Christian is the second of Selarta and Rose’s children. The last time they saw Christian, an out-of-school youth, he was playing with neighbourhood children in the street. He has an intellectual disability, unable to speak coherently except when saying simple words and phrases.
Kid caught on video
Selarta was then instructed by Councilor Galang’s staff to go to the local social welfare office in the same building, where he could leave information about Christian.
Already past five in the afternoon, almost everyone at the social welfare office had gone out, except for a few. Selarta plied a social worker with a photocopy of Christian’s picture.
Violeta Hidalgo, the social worker, recognized the boy’s large head and mole on his left jaw.
A few weeks ago, Hidalgo recorded a video of the children at Bahay Kalinga – the city government’s halfway house for street children, abused women, and abandoned elderly – doing their morning aerobics on the shelter’s grounds.
Hidalgo screened the video on her computer for Selarta to see. Among the 30 or so jumping and limb-stretching children was gaunt boy with a large head, in a red shirt and black pants, flailing his stick arms to the beat of the music.
The social welfare office sent a driver to Bahay Kalinga that afternoon.
In the morning of February 13, Hidalgo took a call from a city hall security guard who had found a lost boy in front of the police headquarters, one of the buildings in the city hall complex.
The boy had disheveled hair, his clothes tattered. His hands and bare feet were covered with soot. He apparently had a developmental disorder and was inarticulate. “Michael”, as Hidalgo named the boy, was taken to the Bahay Kalinga.
Michael was a well-behaved boy, not one to pick fights, said Bernardino Bautista, head of Bahay Kalinga. He kept to himself most of the time, but got excited during meal time. He would hold his hand out to anyone with food.
On the afternoon of September 10, seven months since he was taken in, he was fetched by a staff member of the social welfare office to see someone claiming to be his father at the city hall.
When Michael walked into the social welfare office, Selarta rushed to him, embraced his son.
The real Gerald
Meanwhile, Gerald Galang, Councilor Galang’s younger brother, has denied sending those bogus text messages.
In a phone interview, Galang said that for a year now, he has been inconvenienced by the text messages in question. He has been summoned to the Valenzuela City Police Station to meet a family who were expecting to see a lost member. A fastfood restaurant made a delivery at his home in Barangay Marulas, on orders of a customer who identified himself over the phone as Gerald Galang.
He has been out of politics for a year now, said Galang, who is a college student at the De La Salle University, Manila, so it is his sister Kimberly who bears the brunt of the text messages’ negative effects.

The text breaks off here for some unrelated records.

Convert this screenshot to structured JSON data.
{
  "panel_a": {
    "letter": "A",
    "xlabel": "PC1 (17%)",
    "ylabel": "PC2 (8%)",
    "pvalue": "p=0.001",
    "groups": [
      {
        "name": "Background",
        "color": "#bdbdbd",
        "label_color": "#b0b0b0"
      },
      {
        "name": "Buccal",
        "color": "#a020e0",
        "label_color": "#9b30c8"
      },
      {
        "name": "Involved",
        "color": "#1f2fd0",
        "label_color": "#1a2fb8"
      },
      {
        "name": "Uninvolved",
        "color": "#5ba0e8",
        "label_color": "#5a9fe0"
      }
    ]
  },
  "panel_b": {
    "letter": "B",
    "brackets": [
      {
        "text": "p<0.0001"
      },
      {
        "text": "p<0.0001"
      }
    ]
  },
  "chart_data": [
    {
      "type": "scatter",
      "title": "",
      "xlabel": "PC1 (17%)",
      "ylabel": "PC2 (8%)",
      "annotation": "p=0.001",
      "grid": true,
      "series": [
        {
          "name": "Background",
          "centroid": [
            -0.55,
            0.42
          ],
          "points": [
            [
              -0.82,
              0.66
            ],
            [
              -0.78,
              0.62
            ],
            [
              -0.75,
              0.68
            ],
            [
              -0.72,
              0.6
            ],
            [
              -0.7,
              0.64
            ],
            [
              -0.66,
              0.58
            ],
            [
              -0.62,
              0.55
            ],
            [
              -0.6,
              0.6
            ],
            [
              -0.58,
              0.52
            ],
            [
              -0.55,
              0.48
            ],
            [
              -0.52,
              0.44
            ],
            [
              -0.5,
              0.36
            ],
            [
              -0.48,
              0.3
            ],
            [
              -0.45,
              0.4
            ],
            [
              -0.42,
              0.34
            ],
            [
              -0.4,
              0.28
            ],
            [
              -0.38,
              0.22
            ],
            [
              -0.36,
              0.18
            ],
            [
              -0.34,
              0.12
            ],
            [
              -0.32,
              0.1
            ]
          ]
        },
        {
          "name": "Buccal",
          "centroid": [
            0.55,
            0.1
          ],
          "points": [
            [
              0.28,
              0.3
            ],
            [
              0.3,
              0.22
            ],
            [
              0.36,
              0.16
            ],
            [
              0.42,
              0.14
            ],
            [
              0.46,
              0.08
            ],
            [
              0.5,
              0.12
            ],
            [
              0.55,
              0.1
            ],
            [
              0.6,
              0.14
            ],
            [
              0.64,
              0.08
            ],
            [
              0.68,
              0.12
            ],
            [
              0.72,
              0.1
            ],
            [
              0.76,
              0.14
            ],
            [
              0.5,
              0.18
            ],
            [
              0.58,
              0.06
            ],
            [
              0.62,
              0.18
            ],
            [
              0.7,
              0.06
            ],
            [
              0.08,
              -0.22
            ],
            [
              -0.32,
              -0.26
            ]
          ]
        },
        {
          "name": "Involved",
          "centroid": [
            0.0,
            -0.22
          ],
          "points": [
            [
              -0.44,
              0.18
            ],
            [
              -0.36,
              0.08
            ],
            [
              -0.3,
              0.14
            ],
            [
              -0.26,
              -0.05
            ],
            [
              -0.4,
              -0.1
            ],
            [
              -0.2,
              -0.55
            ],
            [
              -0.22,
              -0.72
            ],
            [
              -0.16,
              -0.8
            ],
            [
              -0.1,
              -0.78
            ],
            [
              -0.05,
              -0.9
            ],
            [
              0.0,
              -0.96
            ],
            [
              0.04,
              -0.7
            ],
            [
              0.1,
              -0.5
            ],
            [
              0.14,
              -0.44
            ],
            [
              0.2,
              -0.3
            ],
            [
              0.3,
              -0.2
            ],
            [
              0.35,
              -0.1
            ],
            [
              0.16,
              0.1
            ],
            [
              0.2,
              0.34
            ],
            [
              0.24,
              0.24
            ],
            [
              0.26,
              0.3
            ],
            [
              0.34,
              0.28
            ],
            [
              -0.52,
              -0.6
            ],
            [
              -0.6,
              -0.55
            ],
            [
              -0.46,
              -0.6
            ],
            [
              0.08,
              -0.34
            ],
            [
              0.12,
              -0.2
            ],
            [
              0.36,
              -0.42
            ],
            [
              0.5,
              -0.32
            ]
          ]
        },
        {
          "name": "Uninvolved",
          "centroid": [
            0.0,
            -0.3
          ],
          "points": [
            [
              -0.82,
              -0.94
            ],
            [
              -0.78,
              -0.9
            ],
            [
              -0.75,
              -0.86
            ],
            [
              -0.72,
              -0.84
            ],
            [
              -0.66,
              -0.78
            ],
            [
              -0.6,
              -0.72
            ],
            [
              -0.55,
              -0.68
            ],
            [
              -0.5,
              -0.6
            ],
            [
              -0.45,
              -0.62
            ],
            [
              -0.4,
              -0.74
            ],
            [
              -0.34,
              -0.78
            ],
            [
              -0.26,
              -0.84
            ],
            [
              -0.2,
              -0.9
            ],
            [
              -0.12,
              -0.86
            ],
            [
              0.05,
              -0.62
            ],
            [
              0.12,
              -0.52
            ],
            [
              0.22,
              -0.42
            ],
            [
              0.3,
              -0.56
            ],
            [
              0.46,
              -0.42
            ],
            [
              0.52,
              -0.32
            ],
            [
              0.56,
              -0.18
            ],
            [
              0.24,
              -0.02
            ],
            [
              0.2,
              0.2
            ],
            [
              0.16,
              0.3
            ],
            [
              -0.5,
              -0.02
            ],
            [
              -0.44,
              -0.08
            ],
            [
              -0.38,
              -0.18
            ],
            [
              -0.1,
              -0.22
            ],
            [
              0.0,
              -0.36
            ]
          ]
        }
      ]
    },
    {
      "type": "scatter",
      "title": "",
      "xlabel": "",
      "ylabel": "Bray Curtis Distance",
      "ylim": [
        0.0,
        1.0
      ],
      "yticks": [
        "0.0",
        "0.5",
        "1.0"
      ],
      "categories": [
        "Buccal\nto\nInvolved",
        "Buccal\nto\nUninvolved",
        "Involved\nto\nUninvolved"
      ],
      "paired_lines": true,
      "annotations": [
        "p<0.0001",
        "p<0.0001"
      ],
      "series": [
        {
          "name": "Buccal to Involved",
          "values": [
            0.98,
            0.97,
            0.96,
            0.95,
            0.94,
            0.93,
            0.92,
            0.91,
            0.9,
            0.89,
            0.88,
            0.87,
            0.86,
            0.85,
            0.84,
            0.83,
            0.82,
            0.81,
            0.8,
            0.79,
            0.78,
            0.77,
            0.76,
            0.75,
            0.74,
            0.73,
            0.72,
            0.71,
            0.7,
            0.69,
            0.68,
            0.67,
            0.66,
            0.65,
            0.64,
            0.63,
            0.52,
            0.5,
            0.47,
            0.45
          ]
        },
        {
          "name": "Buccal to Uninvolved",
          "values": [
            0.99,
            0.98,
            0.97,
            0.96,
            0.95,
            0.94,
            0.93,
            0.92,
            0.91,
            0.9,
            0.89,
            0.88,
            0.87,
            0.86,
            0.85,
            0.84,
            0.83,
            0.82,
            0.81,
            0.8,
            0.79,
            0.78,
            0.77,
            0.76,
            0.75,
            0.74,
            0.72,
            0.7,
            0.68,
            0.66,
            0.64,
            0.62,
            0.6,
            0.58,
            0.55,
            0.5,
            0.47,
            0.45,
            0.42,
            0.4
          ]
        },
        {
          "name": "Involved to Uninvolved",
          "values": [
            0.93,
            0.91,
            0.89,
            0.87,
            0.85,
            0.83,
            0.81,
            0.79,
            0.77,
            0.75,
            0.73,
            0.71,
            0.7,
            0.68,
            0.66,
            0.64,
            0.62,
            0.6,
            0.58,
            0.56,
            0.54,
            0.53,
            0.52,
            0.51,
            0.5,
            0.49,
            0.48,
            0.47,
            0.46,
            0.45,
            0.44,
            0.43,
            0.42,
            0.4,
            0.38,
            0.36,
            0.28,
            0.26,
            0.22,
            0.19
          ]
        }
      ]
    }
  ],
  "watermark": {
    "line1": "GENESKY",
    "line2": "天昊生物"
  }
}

Galang said he is happy that Selarta and his son have been reunited, but he is is appealing to whoever is sending those messages to stop. He has also filed a police blotter about the false messages.
Since coming home, a calmer kid
Last September 28, Selarta and Christian, along with Rose, went back to the city hall. They had been invited to a luncheon held to celebrate the 22nd National Family Week. Valenzuela City is this year’s host.
At the Fameal Day, as the luncheon was named, local government officials, businesspeople, members of socio-civic organization and churches sat down to Filipino fiesta staples with clients of Bahay Kalinga and Bahay Pag-asa, another city government-run halfway house, for children in conflict with the law waiting for the court’s decision on their cases.
“Dati bugnutin siya, madaling magalit (He used to have a short temper, easily angered),” said Rose of his son, to a city hall employee at the Fameal Day. “Ngayon naging kalamado siya, saka malambing (Since he came home from Bahay Kalinga, he has become calmer and more affectionate).”
After the meal, Selarta was asked to recount over the microphone the story of his search for his son.
An arm wrapped around Christian beside him, Selarta said, “Malaki po ang utang na loob ko sa bayan na ito (I owe this city a lot).